Saya ingat waktu itu, hampir seluruh dekan Fakultas Kehutanan di Indonesia menjadi tenaga ahli asosiasi usaha besar kehutanan. Dampaknya instruksi bagi semua dosen di perguruan tinggi untuk mengacu apa kata pimpinan mereka. Aliansi pemerintah dan swasta menjadi otoritas tunggal, sehingga pendekatan lain menuju kelestarian hutan dari luar sistem tidak mendapat tempat.

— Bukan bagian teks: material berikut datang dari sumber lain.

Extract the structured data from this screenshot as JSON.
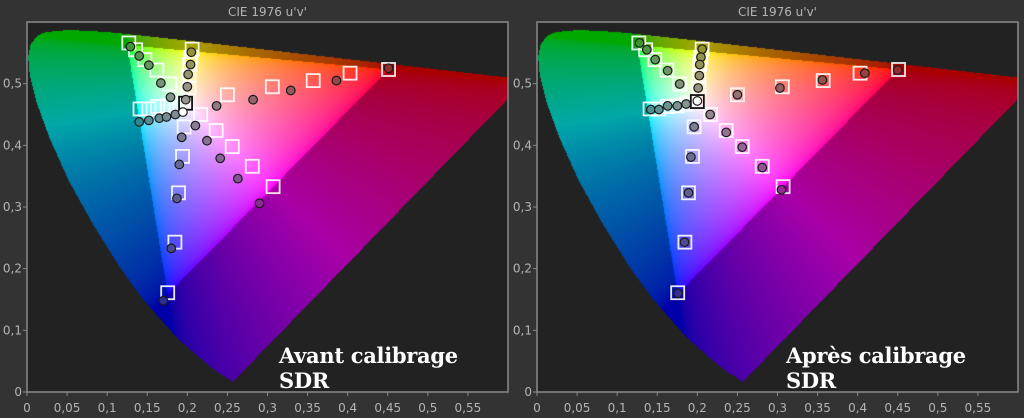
{
  "chart_data": [
    {
      "type": "scatter",
      "title": "CIE 1976 u'v'",
      "label": "Avant calibrage SDR",
      "xlim": [
        0,
        0.6
      ],
      "ylim": [
        0,
        0.6
      ],
      "xtick_values": [
        0,
        0.05,
        0.1,
        0.15,
        0.2,
        0.25,
        0.3,
        0.35,
        0.4,
        0.45,
        0.5,
        0.55
      ],
      "xtick_labels": [
        "0",
        "0,05",
        "0,1",
        "0,15",
        "0,2",
        "0,25",
        "0,3",
        "0,35",
        "0,4",
        "0,45",
        "0,5",
        "0,55"
      ],
      "ytick_values": [
        0,
        0.1,
        0.2,
        0.3,
        0.4,
        0.5
      ],
      "ytick_labels": [
        "0",
        "0,1",
        "0,2",
        "0,3",
        "0,4",
        "0,5"
      ],
      "gamut_triangle": [
        [
          0.451,
          0.523
        ],
        [
          0.125,
          0.5625
        ],
        [
          0.1754,
          0.1579
        ]
      ],
      "targets": [
        [
          0.127,
          0.566
        ],
        [
          0.1355,
          0.555
        ],
        [
          0.147,
          0.539
        ],
        [
          0.162,
          0.522
        ],
        [
          0.178,
          0.4995
        ],
        [
          0.206,
          0.556
        ],
        [
          0.2045,
          0.543
        ],
        [
          0.203,
          0.531
        ],
        [
          0.202,
          0.513
        ],
        [
          0.202,
          0.493
        ],
        [
          0.141,
          0.459
        ],
        [
          0.152,
          0.459
        ],
        [
          0.163,
          0.463
        ],
        [
          0.175,
          0.464
        ],
        [
          0.186,
          0.467
        ],
        [
          0.451,
          0.523
        ],
        [
          0.403,
          0.517
        ],
        [
          0.357,
          0.505
        ],
        [
          0.306,
          0.495
        ],
        [
          0.25,
          0.482
        ],
        [
          0.307,
          0.333
        ],
        [
          0.281,
          0.366
        ],
        [
          0.256,
          0.398
        ],
        [
          0.236,
          0.424
        ],
        [
          0.2166,
          0.45
        ],
        [
          0.1755,
          0.161
        ],
        [
          0.1845,
          0.243
        ],
        [
          0.189,
          0.323
        ],
        [
          0.194,
          0.382
        ],
        [
          0.196,
          0.43
        ]
      ],
      "white_target": [
        0.1978,
        0.4683
      ],
      "measured": [
        [
          0.129,
          0.56
        ],
        [
          0.14,
          0.545
        ],
        [
          0.152,
          0.53
        ],
        [
          0.167,
          0.501
        ],
        [
          0.179,
          0.478
        ],
        [
          0.205,
          0.551
        ],
        [
          0.204,
          0.531
        ],
        [
          0.201,
          0.515
        ],
        [
          0.2,
          0.495
        ],
        [
          0.198,
          0.474
        ],
        [
          0.14,
          0.438
        ],
        [
          0.152,
          0.4405
        ],
        [
          0.165,
          0.444
        ],
        [
          0.174,
          0.446
        ],
        [
          0.185,
          0.45
        ],
        [
          0.451,
          0.525
        ],
        [
          0.386,
          0.505
        ],
        [
          0.329,
          0.489
        ],
        [
          0.282,
          0.474
        ],
        [
          0.2365,
          0.464
        ],
        [
          0.29,
          0.306
        ],
        [
          0.263,
          0.346
        ],
        [
          0.241,
          0.379
        ],
        [
          0.2245,
          0.4075
        ],
        [
          0.21,
          0.432
        ],
        [
          0.17,
          0.148
        ],
        [
          0.18,
          0.233
        ],
        [
          0.187,
          0.314
        ],
        [
          0.19,
          0.369
        ],
        [
          0.193,
          0.413
        ]
      ],
      "white_measured": [
        0.1945,
        0.454
      ]
    },
    {
      "type": "scatter",
      "title": "CIE 1976 u'v'",
      "label": "Après calibrage SDR",
      "xlim": [
        0,
        0.6
      ],
      "ylim": [
        0,
        0.6
      ],
      "xtick_values": [
        0,
        0.05,
        0.1,
        0.15,
        0.2,
        0.25,
        0.3,
        0.35,
        0.4,
        0.45,
        0.5,
        0.55
      ],
      "xtick_labels": [
        "0",
        "0,05",
        "0,1",
        "0,15",
        "0,2",
        "0,25",
        "0,3",
        "0,35",
        "0,4",
        "0,45",
        "0,5",
        "0,55"
      ],
      "ytick_values": [
        0,
        0.1,
        0.2,
        0.3,
        0.4,
        0.5
      ],
      "ytick_labels": [
        "0",
        "0,1",
        "0,2",
        "0,3",
        "0,4",
        "0,5"
      ],
      "gamut_triangle": [
        [
          0.451,
          0.523
        ],
        [
          0.125,
          0.5625
        ],
        [
          0.1754,
          0.1579
        ]
      ],
      "targets": [
        [
          0.127,
          0.566
        ],
        [
          0.1355,
          0.555
        ],
        [
          0.147,
          0.539
        ],
        [
          0.162,
          0.522
        ],
        [
          0.178,
          0.4995
        ],
        [
          0.206,
          0.556
        ],
        [
          0.2045,
          0.543
        ],
        [
          0.203,
          0.531
        ],
        [
          0.202,
          0.513
        ],
        [
          0.202,
          0.493
        ],
        [
          0.141,
          0.459
        ],
        [
          0.152,
          0.459
        ],
        [
          0.163,
          0.463
        ],
        [
          0.175,
          0.464
        ],
        [
          0.186,
          0.467
        ],
        [
          0.451,
          0.523
        ],
        [
          0.403,
          0.517
        ],
        [
          0.357,
          0.505
        ],
        [
          0.306,
          0.495
        ],
        [
          0.25,
          0.482
        ],
        [
          0.307,
          0.333
        ],
        [
          0.281,
          0.366
        ],
        [
          0.256,
          0.398
        ],
        [
          0.236,
          0.424
        ],
        [
          0.2166,
          0.45
        ],
        [
          0.1755,
          0.161
        ],
        [
          0.1845,
          0.243
        ],
        [
          0.189,
          0.323
        ],
        [
          0.194,
          0.382
        ],
        [
          0.196,
          0.43
        ]
      ],
      "white_target": [
        0.2,
        0.471
      ],
      "measured": [
        [
          0.128,
          0.566
        ],
        [
          0.137,
          0.555
        ],
        [
          0.1475,
          0.539
        ],
        [
          0.163,
          0.521
        ],
        [
          0.178,
          0.4995
        ],
        [
          0.206,
          0.556
        ],
        [
          0.2045,
          0.543
        ],
        [
          0.203,
          0.531
        ],
        [
          0.2025,
          0.513
        ],
        [
          0.201,
          0.493
        ],
        [
          0.142,
          0.458
        ],
        [
          0.152,
          0.458
        ],
        [
          0.163,
          0.464
        ],
        [
          0.175,
          0.464
        ],
        [
          0.186,
          0.467
        ],
        [
          0.45,
          0.522
        ],
        [
          0.409,
          0.517
        ],
        [
          0.356,
          0.506
        ],
        [
          0.303,
          0.493
        ],
        [
          0.25,
          0.482
        ],
        [
          0.305,
          0.328
        ],
        [
          0.281,
          0.364
        ],
        [
          0.256,
          0.397
        ],
        [
          0.236,
          0.421
        ],
        [
          0.216,
          0.45
        ],
        [
          0.176,
          0.16
        ],
        [
          0.184,
          0.243
        ],
        [
          0.189,
          0.323
        ],
        [
          0.192,
          0.381
        ],
        [
          0.196,
          0.43
        ]
      ],
      "white_measured": [
        0.2,
        0.472
      ]
    }
  ]
}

Peristiwa penting keberhasilan membentuk LEI adalah adanya dua tokoh kunci, Profesor Emil Salim, mantan Menteri Lingkungan Hidup dan Kependudukan, serta Ir Djamaludin Soerjohadikoesoemo, Menteri Kehutanan. Mereka bersepakat membentuk instrumen pasar berupa sertifikasi hutan lestari atau sertifikasi ekolabel, untuk perusahaan hutan alam dan hutan tanaman.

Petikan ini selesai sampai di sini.